La WMCO : notification de licenciement collectif selon le droit néerlandais
La Loi sur la notification de licenciement collectif (Wet melding collectief ontslag, WMCO) impose à l'employeur de notifier l'Agence d'assurance-emploi (UWV) et de consulter les syndicats représentatifs (vakbonden) avant de mettre en œuvre un licenciement collectif. La WMCO transpose la Directive européenne sur les licenciements collectifs (98/59/EC) en droit néerlandais. Le non-respect de la WMCO rend les licenciements individuels subséquents annulables.

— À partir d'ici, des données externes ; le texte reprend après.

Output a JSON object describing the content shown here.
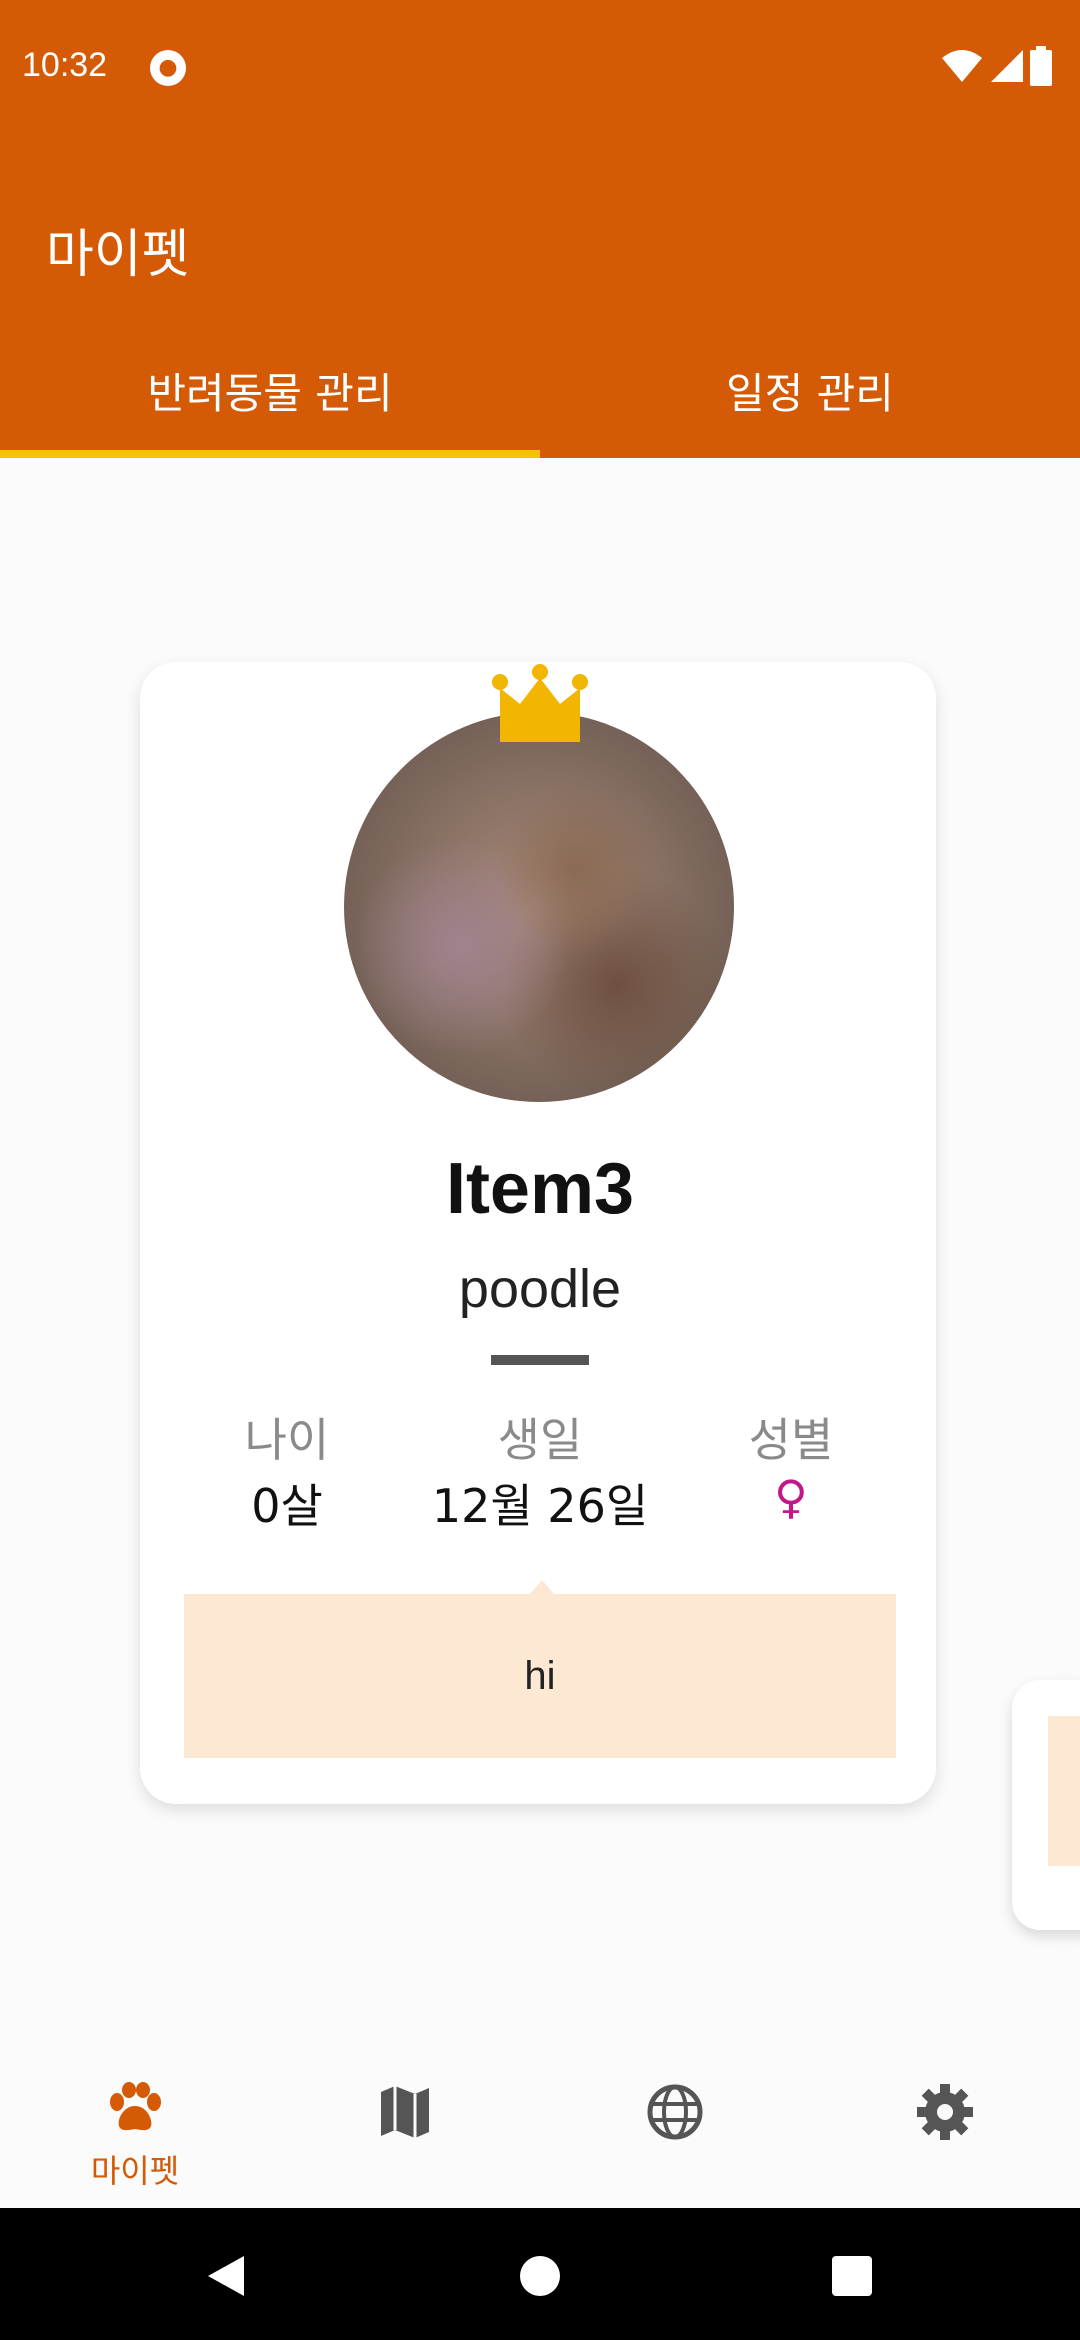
{
  "status_bar": {
    "time": "10:32",
    "notification_icon": "app-notification-icon"
  },
  "app": {
    "title": "마이펫"
  },
  "tabs": [
    {
      "label": "반려동물 관리",
      "selected": true
    },
    {
      "label": "일정 관리",
      "selected": false
    }
  ],
  "pet_card": {
    "name": "Item3",
    "breed": "poodle",
    "stats": [
      {
        "label": "나이",
        "value": "0살"
      },
      {
        "label": "생일",
        "value": "12월 26일"
      },
      {
        "label": "성별",
        "value": "♀"
      }
    ],
    "memo": "hi",
    "crown_icon": "crown-icon"
  },
  "bottom_nav": [
    {
      "icon": "paw-icon",
      "label": "마이펫",
      "selected": true
    },
    {
      "icon": "map-icon",
      "label": "",
      "selected": false
    },
    {
      "icon": "globe-icon",
      "label": "",
      "selected": false
    },
    {
      "icon": "gear-icon",
      "label": "",
      "selected": false
    }
  ],
  "colors": {
    "primary": "#d45a06",
    "tab_indicator": "#f2c400",
    "memo_bg": "#fde8d4",
    "gender_female": "#c2168a"
  }
}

La WMCO s'applique lorsqu'un employeur envisage de licencier au moins 20 salariés dans un délai de trois mois pour des raisons indépendantes de leurs situations individuelles (c'est-à-dire pour des raisons économiques ou organisationnelles), travaillant au sein de la même zone de travail UWV (werkgebied). La notification doit être adressée à l'UWV avant que les demandes de licenciement individuel ne soient présentées ou que les préavis ne commencent à courir.
Contenu de la notification selon le droit néerlandais
La notification WMCO doit inclure : les motifs du licenciement collectif ; le nombre et les catégories de salariés à licencier ; la procédure de sélection proposée (y compris le respect du afspiegelingsbeginsel) ; la période dans laquelle les licenciements prendront effet ; la méthode de calcul des indemnités de départ ; et les mesures prises ou proposées pour atténuer les conséquences - y compris tout plan social et dispositions de reconversion professionnelle.
L'employeur doit consulter simultanément les syndicats représentatifs au sujet du licenciement collectif proposé. La consultation doit être authentique et opportune - l'employeur doit être ouvert à l'examen des propositions syndicales. Si aucun syndicat n'est actif, la consultation du comité d'entreprise en vertu de l'article 25 WOR complète mais ne remplace pas l'exigence de consultation WMCO.
Conséquences du non-respect selon le droit néerlandais
Si l'employeur ne respecte pas les exigences de notification et de consultation de la WMCO, les salariés licenciés peuvent invoquer la nullité de leurs licenciements individuels - même si ces licenciements étaient par ailleurs corrects sur le plan procédural. Les tribunaux ont établi qu'une violation de la WMCO constitue un vice de procédure grave donnant droit aux salariés à la réintégration ou, à titre alternatif, à une indemnisation renforcée. Les employeurs procédant à des licenciements collectifs de 20 salariés ou plus doivent recourir à un conseil juridique dès le départ pour assurer le respect intégral de la WMCO aux côtés de la procédure de licenciement UWV et de la consultation du comité d'entreprise.
L'employeur ne peut donner un préavis antérieur à un mois après la notification WMCO à l'UWV et aux syndicats, sauf si les syndicats ont déclaré par écrit qu'ils ont été consultés et qu'ils acceptent les licenciements. L'UWV ne traitera pas les demandes de permis de licenciement individuel tant que l'employeur n'aura pas rempli toutes les obligations de notification et déclaré par écrit qu'il a consulté à la fois les syndicats et le comité d'entreprise - ce délai d'attente obligatoire ne peut être levé que si l'employeur rend plausible que le retard mettrait en péril la situation de l'emploi de l'entreprise dans son ensemble. Pour le calcul du seuil de 20 salariés, les licenciements d'un commun accord et les dissolutions ordonnées par le tribunal doivent être inclus ; les licenciements pendant la période d'essai, les licenciements pour motifs purement personnels et les contrats qui prennent fin par effet de la loi sont exclus du décompte.